From Mexico to SoCo: How did fast-food chain El Pollo Loco fare on the long journey?

Sep 2, 2009 at 4:00 am

Fast food isn't typical territory for this column, but El Pollo Loco isn't the typical fast-food chain. Though now based in Costa Mesa, California, it wasn't founded there. In fact, it wasn't founded in the United States, period. It's a rare specimen in the nation that has made the Golden Arches a symbol as universal as a cartoon heart: the fast-food import.

The original El Pollo Loco opened in 1975 as a roadside stand in Guasave, Mexico. Guasave is a small city located in the state of Sinaloa on the Pacific coast, about 200 miles north of Mazatlán. (Just how small is Guasave? Well, take the source for what it's worth, but according to its Wikipedia entry, its "main [tourist] attraction is the now famous traffic lights right in the middle of the highway.") More locations soon opened throughout Mexico, and in 1980 the chain established its first American outpost in Los Angeles. Today El Pollo Loco comprises nearly 400 restaurants spread across fourteen U.S. states.

The first St. Louis location opened in May where Lemay Ferry Road intersects South Lindbergh Boulevard. South county might seem like an unlikely spot for a chain whose birthplace is in Mexico, but it's a sign — the first of many, really — of how Americanized El Pollo Loco has become. Remove the specific logos and dish names, and this could be any fast-food joint: drive-thru, soda fountain, condiment bar, picture menu of numbered combo meals.

El Pollo Loco translates as "the crazy chicken," and chicken is pretty much the only show in town, served as individual pieces or chopped up for burritos, tacos, nachos, quesadillas and salads. The restaurant refers to its chicken as "flame-grilled," which is one of those ridiculous phrases fast-food chains devise to convince you that their food is, you know, real. But El Pollo Loco does have a grill, located behind the cash registers, where cooks tend to the chicken, and every now and then the tip of an actual flame will flicker above the grate.

The chicken is marinated in a concoction of citrus juice, garlic, herbs and spices that — according to El Pollo Loco's official history, at least — has passed unchanged from the restaurant's founding family to the chain's American owners. (The current owner is a New York-based asset-management firm; previous American owners included the same company that owns Denny's.) On my first visit, I opted to try the chicken in its purest form, ordering the two-piece meal with a leg and a thigh. Those who prefer white meat can order a breast and a wing and pay a little more.

The chicken arrived fresh from the grill, its skin a lovely copper color. The skin held much of the flavor: the natural savor of browned meat with a hint of garlic and the sweetness (though not the tartness) of citrus. The marinade hadn't permeated into the meat, which was tender but needed a sprinkle of salt.

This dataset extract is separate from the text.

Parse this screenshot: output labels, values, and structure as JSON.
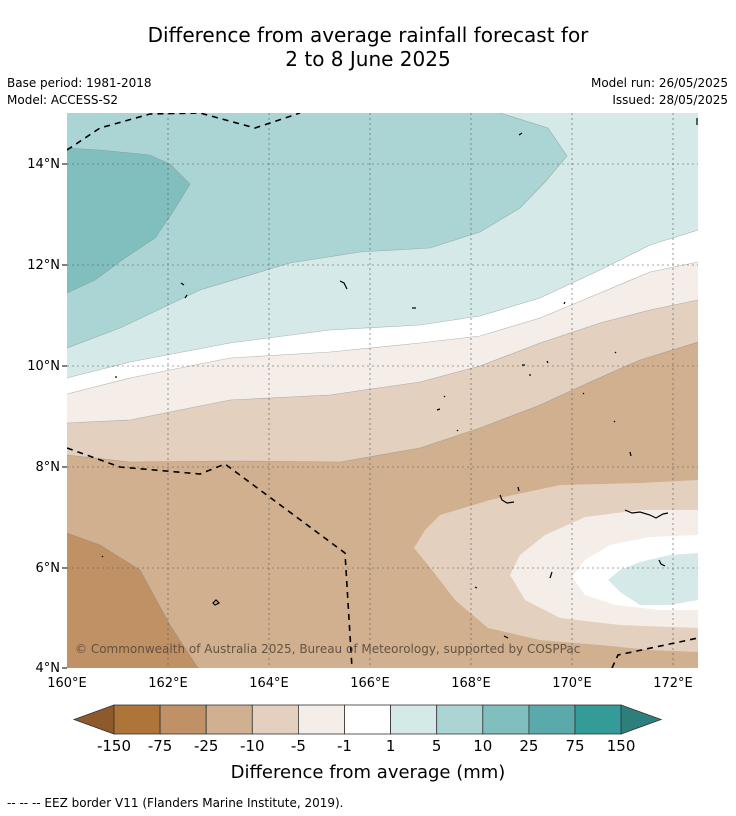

The chicken is served with two tortillas (corn or flour) and your choice of two sides. I, being something of a Neanderthal, ate the chicken with my hands, reserving my flour tortillas for — well, I wasn't really sure what to do with them. I decided to use them as a vehicle for sampling the four different salsas available at the condiment bar. The house salsa is chunky with tomato and relatively tame; the pico de gallo is straightforward. Hottest was the dark salsa de árbol, made from the eponymous chile, while the most intriguing was the "avocado salsa," a thin, bright green sauce that didn't taste much like avocados but possessed some peppery bite.

The sides are uninspiring, more in line with American tastes than Mexican palates: fries, salad, cole slaw, mashed potatoes with gravy (!), mac & cheese. Pinto beans are served in a lightly sweet barbecue sauce, and to my dismay, if not surprise, a corn cobette came not with the traditional Mexican street-food accompaniments (lime, cayenne powder, sometimes sour cream), but plain ol' butter. An order of tortilla soup brought a decent broth thick with shredded chicken (naturally) and vegetables but no visible tortillas.

Curious to see how the chicken worked in one of the other dishes, I returned to El Pollo Loco and ordered the "Ultimate Grilled Burrito," one of four burritos available. This is a monster dish: chicken with rice, pinto beans, guacamole, pico de gallo, sour cream and cheese. The burrito is lightly browned on both of its broad sides, resulting in a crisper texture than the usual burrito has, but the interior was surprisingly bland, much less than the sum of its parts. The chicken was especially obscured here, its subtle seasonings utterly lost among its "ultimate" accompaniments.

I can't imagine the founders of El Pollo Loco would be happy to see their chicken described as utterly lost. Then again, I doubt the "Ultimate Grilled Burrito" was on the original menu. Stick with the original chicken. South county's El Pollo Loco might be a far cry from Guasave, circa 1975, but some of the flavor remains.